Expectations of higher fiscal spending and interest rates under Trump have pushed the US dollar index to a 14-year peak, putting emerging market currencies such as the yuan under intense pressure from capital outflows.
During the election campaign, Trump also vowed to label China a currency manipulator on his first day in office on January 20 and slap punitive tariffs on Chinese exports to the United States.
Authorities in Beijing moved aggressively in the opening days of the new year to steady the currency to quash speculation that it was on a one-way depreciation trend.
The People’s Bank of China set the midpoint rate at 6.9235 per dollar prior to the market open on Wednesday, weaker than the previous fix of 6.9234.
In the spot market, the yuan opened at 6.9253 per dollar and was changing hands at 6.9258 at midday, 13 pips weaker than the previous late session close and 0.03 per cent weaker than the midpoint.
“There is no clear direction where the yuan will move,” said a trader at a Chinese bank in Beijing.
The Thomson Reuters/HKEX Global CNH index, which tracks the offshore yuan against a basket of currencies on a daily basis, stood at 96.14, weaker than the previous day’s 96.16.
The dollar trod water early on Wednesday, showing little inclination to move against major peers such as the euro and yen before Trump’s news conference.
Despite recent yuan strength in both onshore and offshore markets amid surging offshore yuan borrowing rates, market players remain bearish on the yuan’s outlook.

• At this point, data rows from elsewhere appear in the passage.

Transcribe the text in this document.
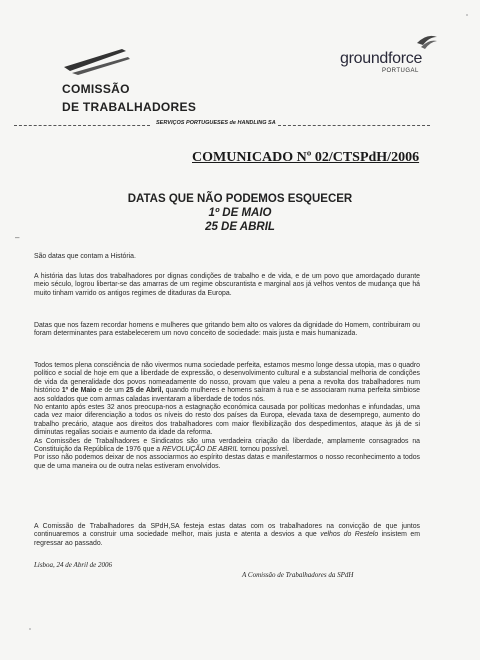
COMISSÃO
DE TRABALHADORES
groundforce
PORTUGAL
SERVIÇOS PORTUGUESES de HANDLING SA
COMUNICADO Nº 02/CTSPdH/2006
DATAS QUE NÃO PODEMOS ESQUECER
1º DE MAIO
25 DE ABRIL
–
São datas que contam a História.
A história das lutas dos trabalhadores por dignas condições de trabalho e de vida, e de um povo que amordaçado durante meio século, logrou libertar-se das amarras de um regime obscurantista e marginal aos já velhos ventos de mudança que há muito tinham varrido os antigos regimes de ditaduras da Europa.
Datas que nos fazem recordar homens e mulheres que gritando bem alto os valores da dignidade do Homem, contribuiram ou foram determinantes para estabelecerem um novo conceito de sociedade: mais justa e mais humanizada.
Todos temos plena consciência de não vivermos numa sociedade perfeita, estamos mesmo longe dessa utopia, mas o quadro político e social de hoje em que a liberdade de expressão, o desenvolvimento cultural e a substancial melhoria de condições de vida da generalidade dos povos nomeadamente do nosso, provam que valeu a pena a revolta dos trabalhadores num histórico 1º de Maio e de um 25 de Abril, quando mulheres e homens saíram à rua e se associaram numa perfeita simbiose aos soldados que com armas caladas inventaram a liberdade de todos nós.
No entanto após estes 32 anos preocupa-nos a estagnação económica causada por políticas medonhas e infundadas, uma cada vez maior diferenciação a todos os níveis do resto dos países da Europa, elevada taxa de desemprego, aumento do trabalho precário, ataque aos direitos dos trabalhadores com maior flexibilização dos despedimentos, ataque às já de si diminutas regalias sociais e aumento da idade da reforma.
As Comissões de Trabalhadores e Sindicatos são uma verdadeira criação da liberdade, amplamente consagrados na Constituição da República de 1976 que a REVOLUÇÃO DE ABRIL tornou possível.
Por isso não podemos deixar de nos associarmos ao espírito destas datas e manifestarmos o nosso reconhecimento a todos que de uma maneira ou de outra nelas estiveram envolvidos.
A Comissão de Trabalhadores da SPdH,SA festeja estas datas com os trabalhadores na convicção de que juntos continuaremos a construir uma sociedade melhor, mais justa e atenta a desvios a que velhos do Restelo insistem em regressar ao passado.
Lisboa, 24 de Abril de 2006
A Comissão de Trabalhadores da SPdH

“I see a sooner-rather-than-later test of the 7 level, which could occur after the Lunar New Year break, when interbank dealers will likely stoke their depreciation engines,” said Stephen Innes, a senior trader at OANDA.

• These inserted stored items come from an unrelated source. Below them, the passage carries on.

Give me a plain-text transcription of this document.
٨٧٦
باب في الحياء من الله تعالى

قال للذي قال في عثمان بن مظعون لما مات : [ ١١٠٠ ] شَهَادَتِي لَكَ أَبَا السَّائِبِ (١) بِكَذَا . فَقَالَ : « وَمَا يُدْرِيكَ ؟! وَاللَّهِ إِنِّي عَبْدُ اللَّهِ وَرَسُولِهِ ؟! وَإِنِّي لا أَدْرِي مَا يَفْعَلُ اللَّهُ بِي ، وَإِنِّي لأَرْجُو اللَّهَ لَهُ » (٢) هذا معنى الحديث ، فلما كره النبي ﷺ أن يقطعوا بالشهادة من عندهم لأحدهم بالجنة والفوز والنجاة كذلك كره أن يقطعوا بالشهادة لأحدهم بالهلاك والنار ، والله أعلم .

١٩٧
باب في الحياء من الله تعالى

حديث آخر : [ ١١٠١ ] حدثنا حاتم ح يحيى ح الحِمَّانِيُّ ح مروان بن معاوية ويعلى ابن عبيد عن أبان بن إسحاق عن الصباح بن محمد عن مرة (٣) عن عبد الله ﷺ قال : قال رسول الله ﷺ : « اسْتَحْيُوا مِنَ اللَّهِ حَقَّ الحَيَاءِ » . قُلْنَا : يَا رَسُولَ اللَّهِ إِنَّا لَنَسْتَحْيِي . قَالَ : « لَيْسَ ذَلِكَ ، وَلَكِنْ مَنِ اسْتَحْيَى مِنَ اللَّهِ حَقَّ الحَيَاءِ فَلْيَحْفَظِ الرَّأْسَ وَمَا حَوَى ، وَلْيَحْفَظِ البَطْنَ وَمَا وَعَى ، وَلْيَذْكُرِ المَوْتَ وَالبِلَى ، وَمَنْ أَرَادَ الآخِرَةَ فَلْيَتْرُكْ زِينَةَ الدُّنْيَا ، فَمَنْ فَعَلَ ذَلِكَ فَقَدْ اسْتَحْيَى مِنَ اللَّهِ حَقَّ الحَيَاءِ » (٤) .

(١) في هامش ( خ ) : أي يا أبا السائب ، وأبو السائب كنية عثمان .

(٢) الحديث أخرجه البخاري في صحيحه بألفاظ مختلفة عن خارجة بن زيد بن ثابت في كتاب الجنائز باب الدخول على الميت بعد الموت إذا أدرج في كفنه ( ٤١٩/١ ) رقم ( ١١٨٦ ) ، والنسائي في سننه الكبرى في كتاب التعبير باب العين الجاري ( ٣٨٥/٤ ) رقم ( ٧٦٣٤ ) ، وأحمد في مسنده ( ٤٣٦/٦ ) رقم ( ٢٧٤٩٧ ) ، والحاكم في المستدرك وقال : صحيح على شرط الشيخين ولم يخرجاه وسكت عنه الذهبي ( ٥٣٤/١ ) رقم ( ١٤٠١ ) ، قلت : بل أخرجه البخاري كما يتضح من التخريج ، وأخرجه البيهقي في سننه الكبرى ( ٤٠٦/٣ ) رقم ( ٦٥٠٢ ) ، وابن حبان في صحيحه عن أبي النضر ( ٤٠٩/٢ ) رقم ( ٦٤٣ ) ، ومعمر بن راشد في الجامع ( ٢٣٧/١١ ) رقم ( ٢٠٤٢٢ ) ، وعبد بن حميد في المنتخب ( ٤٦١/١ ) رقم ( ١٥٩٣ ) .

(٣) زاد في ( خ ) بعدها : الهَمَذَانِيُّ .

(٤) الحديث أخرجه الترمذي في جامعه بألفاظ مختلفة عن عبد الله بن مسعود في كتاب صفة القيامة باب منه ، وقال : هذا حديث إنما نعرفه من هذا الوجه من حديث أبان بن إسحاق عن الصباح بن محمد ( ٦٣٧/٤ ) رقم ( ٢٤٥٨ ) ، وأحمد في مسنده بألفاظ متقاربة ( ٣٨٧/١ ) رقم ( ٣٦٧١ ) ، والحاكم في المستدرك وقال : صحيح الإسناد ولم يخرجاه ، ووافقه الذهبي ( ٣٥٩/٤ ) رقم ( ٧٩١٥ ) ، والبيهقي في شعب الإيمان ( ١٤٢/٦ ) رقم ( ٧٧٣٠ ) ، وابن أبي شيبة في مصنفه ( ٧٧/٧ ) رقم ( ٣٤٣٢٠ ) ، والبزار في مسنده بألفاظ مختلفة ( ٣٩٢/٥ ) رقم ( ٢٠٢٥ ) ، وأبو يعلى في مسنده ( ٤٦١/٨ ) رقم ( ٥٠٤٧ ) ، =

The week-long Lunar New Year holiday will start at the end of this month.
The offshore yuan was trading 0.38 per cent stronger than the onshore spot at 6.8995 per dollar.
The spread between onshore and offshore spot yuan has narrowed to less than 300 pips from nearly 1,000 pips seen last week.
Offshore one-year non-deliverable forwards contracts (NDFs), considered the best available proxy for forward-looking market expectations of the yuan’s value, traded at 7.1864, or 3.66 per cent weaker than the midpoint.
One-year NDFs are settled against the midpoint, not the spot rate.